Well, Greg, I would approach the answer in this way. As a utility we're generally conservative in nature. We do have history with rebounds. I mean if you look at the Arizona economy historically we go through these cycles. So we can go back and look at what's happened generally speaking. And on the energy efficiency, we can only assume what's in the energy efficiency standard comes to provision and we put these all together and that becomes our forecast going forward. I mean, I wish, I could say it's going to be stronger, but the economy's still weak here and that's sort of what we're seeing.

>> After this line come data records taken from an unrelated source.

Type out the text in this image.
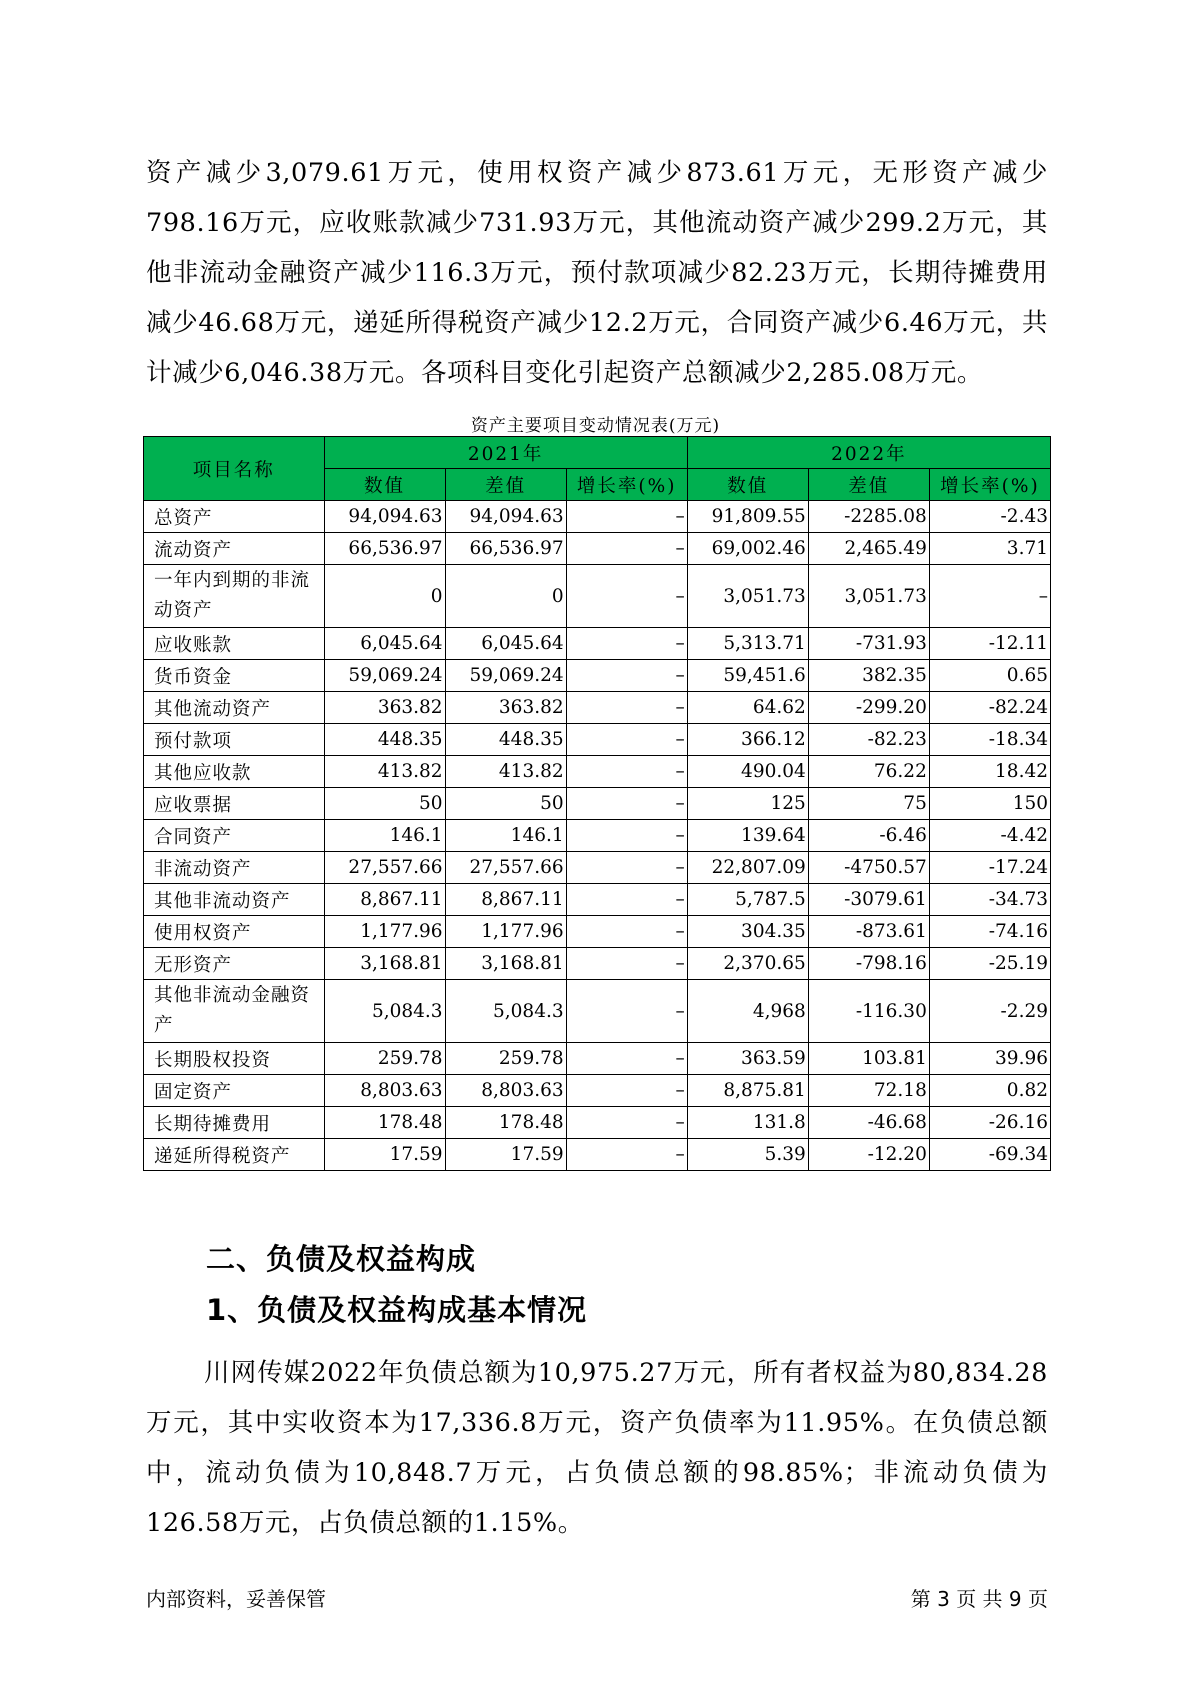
资产减少3,079.61万元，使用权资产减少873.61万元，无形资产减少798.16万元，应收账款减少731.93万元，其他流动资产减少299.2万元，其他非流动金融资产减少116.3万元，预付款项减少82.23万元，长期待摊费用减少46.68万元，递延所得税资产减少12.2万元，合同资产减少6.46万元，共计减少6,046.38万元。各项科目变化引起资产总额减少2,285.08万元。

资产主要项目变动情况表(万元)

项目名称	2021年			2022年		
	数值	差值	增长率(%)	数值	差值	增长率(%)
总资产	94,094.63	94,094.63	–	91,809.55	-2285.08	-2.43
流动资产	66,536.97	66,536.97	–	69,002.46	2,465.49	3.71
一年内到期的非流动资产	0	0	–	3,051.73	3,051.73	–
应收账款	6,045.64	6,045.64	–	5,313.71	-731.93	-12.11
货币资金	59,069.24	59,069.24	–	59,451.6	382.35	0.65
其他流动资产	363.82	363.82	–	64.62	-299.20	-82.24
预付款项	448.35	448.35	–	366.12	-82.23	-18.34
其他应收款	413.82	413.82	–	490.04	76.22	18.42
应收票据	50	50	–	125	75	150
合同资产	146.1	146.1	–	139.64	-6.46	-4.42
非流动资产	27,557.66	27,557.66	–	22,807.09	-4750.57	-17.24
其他非流动资产	8,867.11	8,867.11	–	5,787.5	-3079.61	-34.73
使用权资产	1,177.96	1,177.96	–	304.35	-873.61	-74.16
无形资产	3,168.81	3,168.81	–	2,370.65	-798.16	-25.19
其他非流动金融资产	5,084.3	5,084.3	–	4,968	-116.30	-2.29
长期股权投资	259.78	259.78	–	363.59	103.81	39.96
固定资产	8,803.63	8,803.63	–	8,875.81	72.18	0.82
长期待摊费用	178.48	178.48	–	131.8	-46.68	-26.16
递延所得税资产	17.59	17.59	–	5.39	-12.20	-69.34
二、负债及权益构成
1、负债及权益构成基本情况

川网传媒2022年负债总额为10,975.27万元，所有者权益为80,834.28万元，其中实收资本为17,336.8万元，资产负债率为11.95%。在负债总额中，流动负债为10,848.7万元，占负债总额的98.85%；非流动负债为126.58万元，占负债总额的1.15%。

内部资料，妥善保管	第 3 页 共 9 页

Greg Gordon - Morgan Stanley

Okay. Well, we'll plan for the worst and hope for the best. Thank you.

Donald E. Brandt

Greg, Don Brandt here. I'll add to Jim's comment there on energy efficiency. At least in the first few years, it's I think relatively easy to predict it. There's a lot of low-hanging fruit. As we get further out on that time spectrum, it becomes a little less of the low-hanging fruit and more complicated and revolves around customers changing usage and habits and that as Jim says we essentially are forecasting what the models say will happen, whether in fact it does is something that probably has a significantly greater margin of error in bottom line, we want to do what's most cost effective for our customers as we proceed down the energy efficiency path.

Greg Gordon - Morgan Stanley

Well, Jim, you're on my panel on economic growth prospects at my conference in a few weeks. So we'll discuss it further then.

James R. Hatfield

Look forward to it, Greg.

Greg Gordon - Morgan Stanley

Take care.

Operator

There are no more further questions at this time. I'll now turn the conference back over to management for closing remarks. Thank you.

Rebecca Hickman

Thank you all for joining us today. Obviously, if you have any questions, please let us know and we’ll be happy to talk with you. Thank you for your interest in Pinnacle West.

Operator

This concludes today's conference. All parties may now disconnect. Thank you.